No, that is not a misprint. Nor is it April Fools' Day. Seeing
is believing.
● Steve Broadhead is founder and director of
Broadband-Testing Labs
Interview with Shane O'Hanlon, chief technology officer
at DBam Systems
What do you see as the main problems network managers are
encountering in trying to manage and maximise their wide area
network and internet connections?
"Fundamentally, the problems with maximising performance stem
from application design and TCP protocol stack implementations in
modern operating systems.
"The inability to conclude if performance issues are network
utilisation, network quality or application faults causes
administrators to be persistently questioning the core of business
communications.
"The first step in any application-performance enhancement
project is to analyse the network and reach a conclusion as to the
cause of application performance degradation.
"We still see cases of customers installing bigger, fatter wide
area network connections in an attempt to resolve issues. Is this
bandwidth-oriented approach the right solution?
"For a small group of applications, purchasing increased
throughput capacity is a cost-effective solution. For the majority
of applications it is not. Simply stated, this is because in one
form or another applications ensure the sender or receiver of data
acknowledges the receipt of data.
"This limits the amount of data that can be in transit between
sender and receiver, and purchasing more bandwidth does not reduce
the distance between sender and receiver.
"Another limiting factor to this approach is that modern
operating systems cannot receive significant benefit from increased
network capacity without some form of TCP and application tuning,
which is a very difficult process to put into place."

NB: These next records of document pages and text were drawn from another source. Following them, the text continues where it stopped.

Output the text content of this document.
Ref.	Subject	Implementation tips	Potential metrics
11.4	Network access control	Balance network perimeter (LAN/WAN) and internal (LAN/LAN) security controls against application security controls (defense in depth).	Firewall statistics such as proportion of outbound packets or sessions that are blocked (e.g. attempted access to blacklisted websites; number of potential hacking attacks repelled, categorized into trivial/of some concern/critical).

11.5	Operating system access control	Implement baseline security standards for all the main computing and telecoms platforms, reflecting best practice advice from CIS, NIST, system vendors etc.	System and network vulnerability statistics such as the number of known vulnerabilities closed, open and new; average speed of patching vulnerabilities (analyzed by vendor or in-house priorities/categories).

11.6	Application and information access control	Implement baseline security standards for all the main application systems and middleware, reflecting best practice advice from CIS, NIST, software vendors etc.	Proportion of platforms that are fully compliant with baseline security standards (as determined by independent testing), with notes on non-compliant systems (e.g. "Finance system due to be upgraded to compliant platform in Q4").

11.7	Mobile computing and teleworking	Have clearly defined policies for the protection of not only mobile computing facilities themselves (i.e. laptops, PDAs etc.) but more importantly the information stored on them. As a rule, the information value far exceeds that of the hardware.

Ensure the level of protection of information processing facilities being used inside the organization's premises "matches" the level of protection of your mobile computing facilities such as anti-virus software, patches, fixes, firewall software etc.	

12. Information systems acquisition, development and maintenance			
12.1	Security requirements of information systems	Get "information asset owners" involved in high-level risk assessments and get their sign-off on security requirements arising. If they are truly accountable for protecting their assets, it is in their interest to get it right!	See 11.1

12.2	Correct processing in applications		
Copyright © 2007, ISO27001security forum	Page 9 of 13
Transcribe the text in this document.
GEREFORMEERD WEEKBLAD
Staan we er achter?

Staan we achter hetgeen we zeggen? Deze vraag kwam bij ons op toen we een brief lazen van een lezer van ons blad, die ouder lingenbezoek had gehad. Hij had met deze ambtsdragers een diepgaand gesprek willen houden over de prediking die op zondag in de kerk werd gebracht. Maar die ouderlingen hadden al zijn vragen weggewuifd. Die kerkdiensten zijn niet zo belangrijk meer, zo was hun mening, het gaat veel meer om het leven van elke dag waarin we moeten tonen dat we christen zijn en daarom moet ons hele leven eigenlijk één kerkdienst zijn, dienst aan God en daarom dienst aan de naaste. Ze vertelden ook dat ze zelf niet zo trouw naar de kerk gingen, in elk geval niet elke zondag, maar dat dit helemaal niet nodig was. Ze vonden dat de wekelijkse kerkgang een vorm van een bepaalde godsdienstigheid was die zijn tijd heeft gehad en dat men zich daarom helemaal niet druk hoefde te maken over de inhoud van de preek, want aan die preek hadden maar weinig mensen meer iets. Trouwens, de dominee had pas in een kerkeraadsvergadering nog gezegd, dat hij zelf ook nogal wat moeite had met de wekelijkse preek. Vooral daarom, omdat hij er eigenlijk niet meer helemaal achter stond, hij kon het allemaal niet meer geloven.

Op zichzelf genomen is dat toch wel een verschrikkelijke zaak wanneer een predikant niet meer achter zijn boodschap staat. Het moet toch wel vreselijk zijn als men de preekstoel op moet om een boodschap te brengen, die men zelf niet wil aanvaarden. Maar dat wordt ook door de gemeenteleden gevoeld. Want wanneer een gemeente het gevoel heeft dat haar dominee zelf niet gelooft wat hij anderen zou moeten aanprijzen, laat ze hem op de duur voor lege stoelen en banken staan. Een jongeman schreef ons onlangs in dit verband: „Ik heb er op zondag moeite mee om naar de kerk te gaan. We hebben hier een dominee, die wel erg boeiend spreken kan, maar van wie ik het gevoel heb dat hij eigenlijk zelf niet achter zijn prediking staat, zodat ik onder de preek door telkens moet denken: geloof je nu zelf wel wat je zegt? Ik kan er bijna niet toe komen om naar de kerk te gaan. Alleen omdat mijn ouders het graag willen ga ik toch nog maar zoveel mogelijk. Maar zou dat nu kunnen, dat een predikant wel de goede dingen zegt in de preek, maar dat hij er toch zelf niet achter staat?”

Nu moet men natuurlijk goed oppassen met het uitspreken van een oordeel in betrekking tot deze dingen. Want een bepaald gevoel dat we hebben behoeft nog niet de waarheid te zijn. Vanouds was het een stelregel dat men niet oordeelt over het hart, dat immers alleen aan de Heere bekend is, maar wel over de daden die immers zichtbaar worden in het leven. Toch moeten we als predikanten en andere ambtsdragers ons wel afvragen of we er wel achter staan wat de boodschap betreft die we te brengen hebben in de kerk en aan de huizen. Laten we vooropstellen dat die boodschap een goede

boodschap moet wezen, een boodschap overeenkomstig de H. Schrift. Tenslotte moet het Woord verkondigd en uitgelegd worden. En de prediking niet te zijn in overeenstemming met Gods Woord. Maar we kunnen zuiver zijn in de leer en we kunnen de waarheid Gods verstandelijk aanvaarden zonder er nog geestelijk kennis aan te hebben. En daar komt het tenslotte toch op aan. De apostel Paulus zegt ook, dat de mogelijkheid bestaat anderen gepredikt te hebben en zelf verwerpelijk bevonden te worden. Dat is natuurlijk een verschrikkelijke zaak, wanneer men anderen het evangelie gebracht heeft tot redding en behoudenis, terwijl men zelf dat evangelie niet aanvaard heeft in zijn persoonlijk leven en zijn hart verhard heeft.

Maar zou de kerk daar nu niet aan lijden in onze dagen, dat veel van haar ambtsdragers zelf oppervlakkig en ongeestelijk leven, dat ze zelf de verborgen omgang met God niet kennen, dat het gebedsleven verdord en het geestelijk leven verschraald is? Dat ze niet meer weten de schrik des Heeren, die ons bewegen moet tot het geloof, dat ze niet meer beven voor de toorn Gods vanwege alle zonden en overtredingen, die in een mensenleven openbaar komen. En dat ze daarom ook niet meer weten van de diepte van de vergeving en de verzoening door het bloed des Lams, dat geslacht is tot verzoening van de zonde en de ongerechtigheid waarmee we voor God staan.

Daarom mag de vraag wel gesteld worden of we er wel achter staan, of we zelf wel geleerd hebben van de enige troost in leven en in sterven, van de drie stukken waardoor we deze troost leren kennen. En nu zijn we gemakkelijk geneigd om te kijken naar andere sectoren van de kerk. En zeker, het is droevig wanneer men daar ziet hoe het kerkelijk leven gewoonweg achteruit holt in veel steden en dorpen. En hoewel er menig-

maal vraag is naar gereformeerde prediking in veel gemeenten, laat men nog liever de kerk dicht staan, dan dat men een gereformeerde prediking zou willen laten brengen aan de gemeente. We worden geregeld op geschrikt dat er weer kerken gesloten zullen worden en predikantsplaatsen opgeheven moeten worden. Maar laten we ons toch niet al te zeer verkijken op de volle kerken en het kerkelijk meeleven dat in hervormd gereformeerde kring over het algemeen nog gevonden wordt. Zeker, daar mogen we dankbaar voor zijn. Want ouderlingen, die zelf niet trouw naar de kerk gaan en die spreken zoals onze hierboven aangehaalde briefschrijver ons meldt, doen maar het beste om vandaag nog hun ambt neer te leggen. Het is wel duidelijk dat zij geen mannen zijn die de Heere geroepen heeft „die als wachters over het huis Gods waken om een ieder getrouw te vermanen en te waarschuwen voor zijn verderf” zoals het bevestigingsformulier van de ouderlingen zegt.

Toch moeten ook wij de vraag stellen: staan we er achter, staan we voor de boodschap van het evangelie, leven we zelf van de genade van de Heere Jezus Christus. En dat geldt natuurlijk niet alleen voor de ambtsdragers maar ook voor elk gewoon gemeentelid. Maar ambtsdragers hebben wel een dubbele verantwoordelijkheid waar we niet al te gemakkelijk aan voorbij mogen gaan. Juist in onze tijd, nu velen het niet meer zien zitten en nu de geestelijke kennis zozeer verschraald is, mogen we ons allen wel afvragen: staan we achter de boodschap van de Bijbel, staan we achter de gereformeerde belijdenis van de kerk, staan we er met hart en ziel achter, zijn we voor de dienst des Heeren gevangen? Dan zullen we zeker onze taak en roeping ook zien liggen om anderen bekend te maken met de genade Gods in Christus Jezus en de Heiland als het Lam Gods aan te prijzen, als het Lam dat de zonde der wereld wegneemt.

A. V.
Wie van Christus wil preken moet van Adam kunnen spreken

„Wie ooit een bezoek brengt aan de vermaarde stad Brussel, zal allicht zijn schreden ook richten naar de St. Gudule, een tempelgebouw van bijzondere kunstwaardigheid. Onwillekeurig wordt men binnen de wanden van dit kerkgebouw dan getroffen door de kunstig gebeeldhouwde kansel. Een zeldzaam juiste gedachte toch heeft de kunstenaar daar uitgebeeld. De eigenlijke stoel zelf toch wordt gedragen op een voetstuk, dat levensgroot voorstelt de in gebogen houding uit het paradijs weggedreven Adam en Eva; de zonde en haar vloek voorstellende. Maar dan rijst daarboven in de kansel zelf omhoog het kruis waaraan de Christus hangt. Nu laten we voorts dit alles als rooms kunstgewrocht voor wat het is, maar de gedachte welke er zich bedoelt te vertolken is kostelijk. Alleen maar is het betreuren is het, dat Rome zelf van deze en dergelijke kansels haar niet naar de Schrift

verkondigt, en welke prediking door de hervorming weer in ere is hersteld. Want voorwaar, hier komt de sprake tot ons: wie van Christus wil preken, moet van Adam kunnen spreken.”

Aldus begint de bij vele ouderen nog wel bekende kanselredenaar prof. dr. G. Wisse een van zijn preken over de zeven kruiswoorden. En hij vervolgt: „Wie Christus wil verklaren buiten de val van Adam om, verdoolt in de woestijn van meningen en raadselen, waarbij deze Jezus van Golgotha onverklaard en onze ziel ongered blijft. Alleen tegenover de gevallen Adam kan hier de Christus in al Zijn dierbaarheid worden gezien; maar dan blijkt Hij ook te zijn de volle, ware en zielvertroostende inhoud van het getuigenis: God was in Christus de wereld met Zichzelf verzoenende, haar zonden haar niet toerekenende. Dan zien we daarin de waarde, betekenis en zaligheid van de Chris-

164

Who will benefit most from the DBam data acceleration
technology, and in what ways?
"We hope developing countries will use the technology to enhance
communications that would otherwise be limited by infrastructure
cost. Also, homeworking with enhanced access to business
applications is a benefit this technology will afford users.
"I believe our technology will form an inherent part of a
paradigm shift in IP communications, utilising the advances in
computational powers of computers to increase the performance of
applications across the wide area network."
Is this acceleration technology applicable to streaming and
broadcast traffic, such as video-over protocols like Mpeg-2 and
Mpeg-4, as well as static files?
"Yes, we have successfully increased the quality of Mpeg streams
for a number of customers. A variety of techniques are used to
transport the data, enabling acceleration on not just applications
that use TCP, but also UDP and others."